I like the additional training idea - I formed a great bond with both of my dogs during training. It really is a great bonding tool and can increase the amount of respect you both have for each other tremendously, and very quickly.

As others have said, it seems like she truly loves you and is happy to see you, just how she expresses it is different. Mastiffs are lazy - and they are crazy smart. They show it differently but they deeply love their family. If you can accept that, wonderful! You could also get a 2nd dog that offers more of the velcro-esque qualities you're looking for. That would give her a playmate and help you with what you need. I can tell you from experience, my velcro dog is my Eurasier. He's a great dog, got confused for a TM when he was a pup, he's much smaller and bonds very closely to people. He isn't real athletic, but he'll face lick the crap outta ya!

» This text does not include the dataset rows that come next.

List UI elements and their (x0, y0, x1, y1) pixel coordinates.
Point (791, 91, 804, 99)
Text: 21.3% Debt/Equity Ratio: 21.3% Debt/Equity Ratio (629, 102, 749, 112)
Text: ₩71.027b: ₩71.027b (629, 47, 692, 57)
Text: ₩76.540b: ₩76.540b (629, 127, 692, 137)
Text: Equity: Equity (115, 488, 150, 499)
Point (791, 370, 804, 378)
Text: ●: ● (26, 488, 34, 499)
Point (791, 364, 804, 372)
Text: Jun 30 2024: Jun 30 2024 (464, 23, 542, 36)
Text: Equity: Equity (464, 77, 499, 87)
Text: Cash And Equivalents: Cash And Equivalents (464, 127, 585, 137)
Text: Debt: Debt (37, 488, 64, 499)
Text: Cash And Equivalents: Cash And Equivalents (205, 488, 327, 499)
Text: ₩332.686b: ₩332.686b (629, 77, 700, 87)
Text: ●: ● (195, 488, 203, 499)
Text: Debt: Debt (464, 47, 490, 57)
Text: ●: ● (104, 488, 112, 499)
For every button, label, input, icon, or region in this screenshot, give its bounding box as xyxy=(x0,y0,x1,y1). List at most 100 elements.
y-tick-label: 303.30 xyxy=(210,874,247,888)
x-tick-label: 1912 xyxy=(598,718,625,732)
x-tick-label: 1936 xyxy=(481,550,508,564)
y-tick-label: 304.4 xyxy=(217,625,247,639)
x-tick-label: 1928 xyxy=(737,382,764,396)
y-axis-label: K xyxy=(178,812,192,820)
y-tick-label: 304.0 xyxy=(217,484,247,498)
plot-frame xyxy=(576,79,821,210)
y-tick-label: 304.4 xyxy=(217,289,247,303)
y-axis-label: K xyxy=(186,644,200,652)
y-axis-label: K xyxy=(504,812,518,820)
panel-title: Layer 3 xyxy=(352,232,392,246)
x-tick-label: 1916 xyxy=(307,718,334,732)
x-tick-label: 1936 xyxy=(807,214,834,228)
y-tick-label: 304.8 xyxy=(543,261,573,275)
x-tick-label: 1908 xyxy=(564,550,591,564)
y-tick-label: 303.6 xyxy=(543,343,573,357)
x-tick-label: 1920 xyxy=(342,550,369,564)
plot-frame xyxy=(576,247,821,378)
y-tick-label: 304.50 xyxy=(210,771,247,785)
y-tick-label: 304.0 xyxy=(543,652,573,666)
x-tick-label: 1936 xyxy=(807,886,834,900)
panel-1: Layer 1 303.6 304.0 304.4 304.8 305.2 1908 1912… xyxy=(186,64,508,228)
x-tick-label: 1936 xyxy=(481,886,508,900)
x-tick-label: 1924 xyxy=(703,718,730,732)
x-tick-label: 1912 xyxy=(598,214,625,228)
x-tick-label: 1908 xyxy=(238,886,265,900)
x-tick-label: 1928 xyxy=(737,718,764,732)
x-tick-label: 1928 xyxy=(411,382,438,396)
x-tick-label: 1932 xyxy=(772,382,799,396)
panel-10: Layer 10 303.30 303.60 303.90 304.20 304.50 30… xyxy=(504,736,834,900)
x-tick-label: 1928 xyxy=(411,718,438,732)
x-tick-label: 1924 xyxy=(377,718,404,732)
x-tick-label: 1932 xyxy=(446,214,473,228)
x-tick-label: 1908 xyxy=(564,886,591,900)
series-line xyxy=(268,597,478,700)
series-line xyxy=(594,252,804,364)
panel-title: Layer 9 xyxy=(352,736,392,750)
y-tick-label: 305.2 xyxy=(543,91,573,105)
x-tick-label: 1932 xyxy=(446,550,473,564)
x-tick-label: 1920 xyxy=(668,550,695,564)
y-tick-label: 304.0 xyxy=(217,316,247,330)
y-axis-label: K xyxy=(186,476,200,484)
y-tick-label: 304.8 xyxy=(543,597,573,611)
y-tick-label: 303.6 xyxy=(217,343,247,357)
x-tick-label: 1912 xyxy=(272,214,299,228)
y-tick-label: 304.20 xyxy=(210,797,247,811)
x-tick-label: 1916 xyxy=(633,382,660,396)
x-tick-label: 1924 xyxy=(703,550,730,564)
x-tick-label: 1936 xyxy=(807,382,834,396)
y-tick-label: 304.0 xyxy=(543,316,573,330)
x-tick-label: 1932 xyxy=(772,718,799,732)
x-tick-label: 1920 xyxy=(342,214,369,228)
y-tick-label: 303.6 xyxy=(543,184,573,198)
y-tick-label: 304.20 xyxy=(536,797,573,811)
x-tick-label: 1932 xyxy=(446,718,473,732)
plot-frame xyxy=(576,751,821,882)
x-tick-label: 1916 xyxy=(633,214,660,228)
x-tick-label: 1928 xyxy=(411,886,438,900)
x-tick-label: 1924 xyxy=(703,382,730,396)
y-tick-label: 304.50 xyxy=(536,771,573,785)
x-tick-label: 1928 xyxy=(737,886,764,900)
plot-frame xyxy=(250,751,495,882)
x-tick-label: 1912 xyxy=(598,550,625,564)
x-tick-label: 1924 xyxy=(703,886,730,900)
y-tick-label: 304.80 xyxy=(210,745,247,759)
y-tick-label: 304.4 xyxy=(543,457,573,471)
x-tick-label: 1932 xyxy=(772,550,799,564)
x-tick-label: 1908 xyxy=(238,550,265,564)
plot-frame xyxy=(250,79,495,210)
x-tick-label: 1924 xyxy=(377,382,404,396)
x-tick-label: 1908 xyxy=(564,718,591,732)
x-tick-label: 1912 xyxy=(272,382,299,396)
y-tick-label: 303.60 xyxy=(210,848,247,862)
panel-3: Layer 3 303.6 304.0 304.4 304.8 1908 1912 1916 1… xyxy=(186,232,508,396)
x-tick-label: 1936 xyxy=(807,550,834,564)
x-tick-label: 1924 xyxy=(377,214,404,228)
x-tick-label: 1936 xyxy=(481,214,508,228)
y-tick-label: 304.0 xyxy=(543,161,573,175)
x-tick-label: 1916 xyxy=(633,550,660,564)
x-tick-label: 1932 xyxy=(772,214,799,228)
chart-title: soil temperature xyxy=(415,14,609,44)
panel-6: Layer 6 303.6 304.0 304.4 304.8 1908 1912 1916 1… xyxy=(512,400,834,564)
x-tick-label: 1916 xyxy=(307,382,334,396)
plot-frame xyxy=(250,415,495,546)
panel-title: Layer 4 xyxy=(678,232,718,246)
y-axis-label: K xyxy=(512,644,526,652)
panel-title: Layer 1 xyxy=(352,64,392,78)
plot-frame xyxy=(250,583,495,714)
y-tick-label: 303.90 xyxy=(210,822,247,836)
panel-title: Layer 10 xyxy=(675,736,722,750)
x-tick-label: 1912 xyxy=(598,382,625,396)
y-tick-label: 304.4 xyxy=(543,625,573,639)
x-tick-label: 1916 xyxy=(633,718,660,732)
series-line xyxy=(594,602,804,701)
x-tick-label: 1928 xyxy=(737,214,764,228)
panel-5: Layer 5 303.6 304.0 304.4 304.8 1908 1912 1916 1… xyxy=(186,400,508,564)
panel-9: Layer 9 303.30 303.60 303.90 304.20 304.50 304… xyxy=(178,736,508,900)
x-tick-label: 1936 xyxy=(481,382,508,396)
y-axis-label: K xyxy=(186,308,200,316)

I don't know how you could compete with a TM/Rottie Mix face-lick! Sounds perfect!!
 

Catia

Well-Known Member
Ok, other admittance, I'm a bit intimidated about the guardian aspect.
I'm not afraid of her, just want to clarify.
I'm worried about the guardian instinct combined with the independent thought.

I know socialization has a LOT to do with it, but the guardian aspect is there in a TM no matter what.

This isn't going to be like socializing a rottie, shepherd or a dane, & I've never had a guardian breed, or at least not of this magnatude.

I've thought about it recently, because now I have to...
It is probably a good idea to have a guardian, especially in my neighborhood when walking at night & similar, but I've never managed it, I don't know what to expect.
Also, I do have a pretty serious health condition & in emergency situations, I can become unresponsive fast, I'd not want people getting hurt if they need to assist me.
It's things like this I am thinking about.
This is also why I am all torn up.
I do not want to put myself in a situation that I cannot manage.

I also love her a lot & do not want to give her up. The guardian thing has to be considered in a different light, it's not like she's a lab.